El superéxito del primer “Shrek” sentó un precedente algo dañino en la división animada de su productora, que desde entonces se empeñó en hacer fotocopias cada vez menos eficaces de esa fórmula (humor referencial para los padres + moraleja disneyiana algo disimulada para los niños) que tan bien le fue al ogro verde. Uno de los peores ejemplos de esta estrategia fue “El espantatiburones” (2004), espantosa aventura bajo el mar en la que, no obstante, se puede encontrar el germen de “Kung Fu Panda”: no solamente porque en su reparto de voces coincidían también Jack Black y Angelina Jolie, sino porque su arco argumental, basado en el pez fuera del agua, funciona bastante mejor en la China mítica que en el fondo del océano.
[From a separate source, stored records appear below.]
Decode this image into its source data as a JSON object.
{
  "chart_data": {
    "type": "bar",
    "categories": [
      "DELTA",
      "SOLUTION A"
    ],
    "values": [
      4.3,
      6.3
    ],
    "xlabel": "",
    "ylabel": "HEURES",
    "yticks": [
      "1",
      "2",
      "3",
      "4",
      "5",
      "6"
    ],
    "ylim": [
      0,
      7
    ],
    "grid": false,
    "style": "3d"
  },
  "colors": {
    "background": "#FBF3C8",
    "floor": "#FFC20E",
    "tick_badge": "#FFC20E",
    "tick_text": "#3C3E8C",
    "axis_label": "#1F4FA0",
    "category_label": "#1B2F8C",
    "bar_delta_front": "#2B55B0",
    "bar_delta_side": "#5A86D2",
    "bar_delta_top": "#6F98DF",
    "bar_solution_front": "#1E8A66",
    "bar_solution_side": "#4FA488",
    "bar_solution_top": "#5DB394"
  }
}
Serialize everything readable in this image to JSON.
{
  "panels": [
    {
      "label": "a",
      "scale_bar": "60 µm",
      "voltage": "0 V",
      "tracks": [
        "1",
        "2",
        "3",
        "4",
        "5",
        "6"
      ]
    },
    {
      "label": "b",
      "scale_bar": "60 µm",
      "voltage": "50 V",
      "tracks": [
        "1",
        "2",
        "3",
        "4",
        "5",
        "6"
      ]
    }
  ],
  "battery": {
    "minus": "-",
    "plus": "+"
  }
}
Así, “Kung Fu Panda”, con sus gags basados en los personajes antes que en el codazo cómplice al espectador adulto, se perfila como la mejor peli de animación DreamWorks desde “Antz” (1998).
El secreto de su triunfo no hay que buscarlo en la rutinaria trama ni en unos chistes simplemente correctos, sino en el espíritu de diversión honesta y transparente que recorre el conjunto, desde unos créditos iniciales en dos dimensiones que recuerdan al “Samurai Jack” de Tratakovsky hasta una batalla final espectacularmente coreografiada (de hecho, “Kung Fu Panda” tiene algunas de las mejores peleas de los últimos tiempos, independientemente de que estén protagonizadas por animales). Tampoco hay que pasar por alto el poder de los pequeños detalles, ya sea en forma de poesía digital (la muerte del maestro Oogway alcanza un nivel de sutileza y brillantez que creíamos patrimonio exclusivo de Pixar) o a través de unas voces increíblemente acertadas: Black da todo un recital como el panda protagonista, pero son Dustin Hoffman e Ian McShane los que verdaderamente acaban robando la función.